Ron Fagen, the contractor who built more ethanol plants than any other as CEO of Fagen Inc., in Granite Falls, said the industry still has a promising future. There's potential for more flex-fuel vehicles on the road, he said. And if the U.S. Environmental Protection Agency (EPA) allows 15 percent ethanol blended into gasoline, it'd immediately add billions of gallons of ethanol to the nation's demand. Minnesota will push the ethanol blend to 20 percent by 2013, pending EPA approvals.

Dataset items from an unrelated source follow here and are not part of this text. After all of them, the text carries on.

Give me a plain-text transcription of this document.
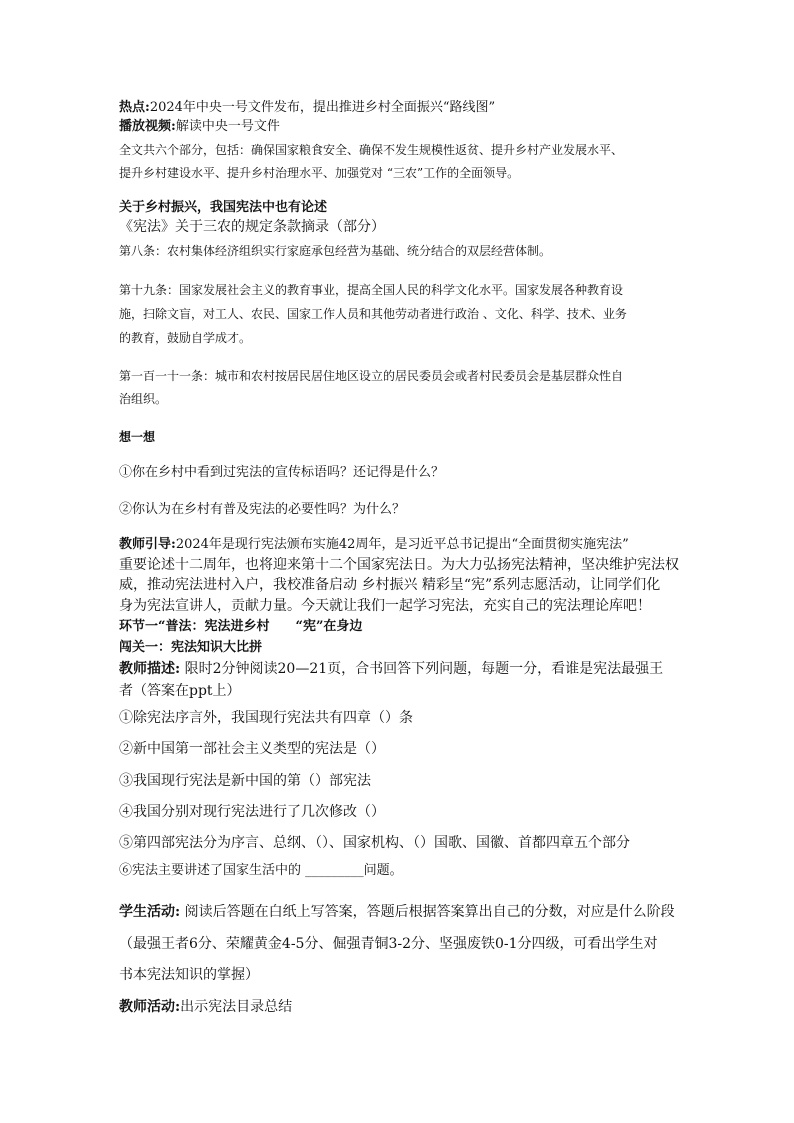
热点:2024年中央一号文件发布，提出推进乡村全面振兴“路线图”
播放视频:解读中央一号文件
全文共六个部分，包括：确保国家粮食安全、确保不发生规模性返贫、提升乡村产业发展水平、
提升乡村建设水平、提升乡村治理水平、加强党对 “三农”工作的全面领导。
关于乡村振兴，我国宪法中也有论述
《宪法》关于三农的规定条款摘录（部分）
第八条：农村集体经济组织实行家庭承包经营为基础、统分结合的双层经营体制。
第十九条：国家发展社会主义的教育事业，提高全国人民的科学文化水平。国家发展各种教育设
施，扫除文盲，对工人、农民、国家工作人员和其他劳动者进行政治 、文化、科学、技术、业务
的教育，鼓励自学成才。
第一百一十一条：城市和农村按居民居住地区设立的居民委员会或者村民委员会是基层群众性自
治组织。
想一想
①你在乡村中看到过宪法的宣传标语吗？还记得是什么？
②你认为在乡村有普及宪法的必要性吗？为什么？
教师引导:2024年是现行宪法颁布实施42周年，是习近平总书记提出“全面贯彻实施宪法”
重要论述十二周年，也将迎来第十二个国家宪法日。为大力弘扬宪法精神，坚决维护宪法权
威，推动宪法进村入户，我校准备启动 乡村振兴 精彩呈“宪”系列志愿活动，让同学们化
身为宪法宣讲人，贡献力量。今天就让我们一起学习宪法，充实自己的宪法理论库吧！
环节一“普法：宪法进乡村　　“宪”在身边
闯关一：宪法知识大比拼
教师描述: 限时2分钟阅读20—21页，合书回答下列问题，每题一分，看谁是宪法最强王
者（答案在ppt上）
①除宪法序言外，我国现行宪法共有四章（）条
②新中国第一部社会主义类型的宪法是（）
③我国现行宪法是新中国的第（）部宪法
④我国分别对现行宪法进行了几次修改（）
⑤第四部宪法分为序言、总纲、（）、国家机构、（）国歌、国徽、首都四章五个部分
⑥宪法主要讲述了国家生活中的 _________问题。
学生活动: 阅读后答题在白纸上写答案，答题后根据答案算出自己的分数，对应是什么阶段
（最强王者6分、荣耀黄金4-5分、倔强青铜3-2分、坚强废铁0-1分四级，可看出学生对
书本宪法知识的掌握）
教师活动:出示宪法目录总结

Meantime, Fagen said he's building power plants that use natural gas, turkey manure, chicken manure and biomass as fuel sources. He's also contracted to build the largest biomass plant in the nation, a 100 megawatt wood-fueled plant in Texas.
"Corn ethanol plants will probably take a break for two to three years in order to get the market to straighten out or whatever," Fagen said. "Ethanol is the only thing that can replace gasoline today."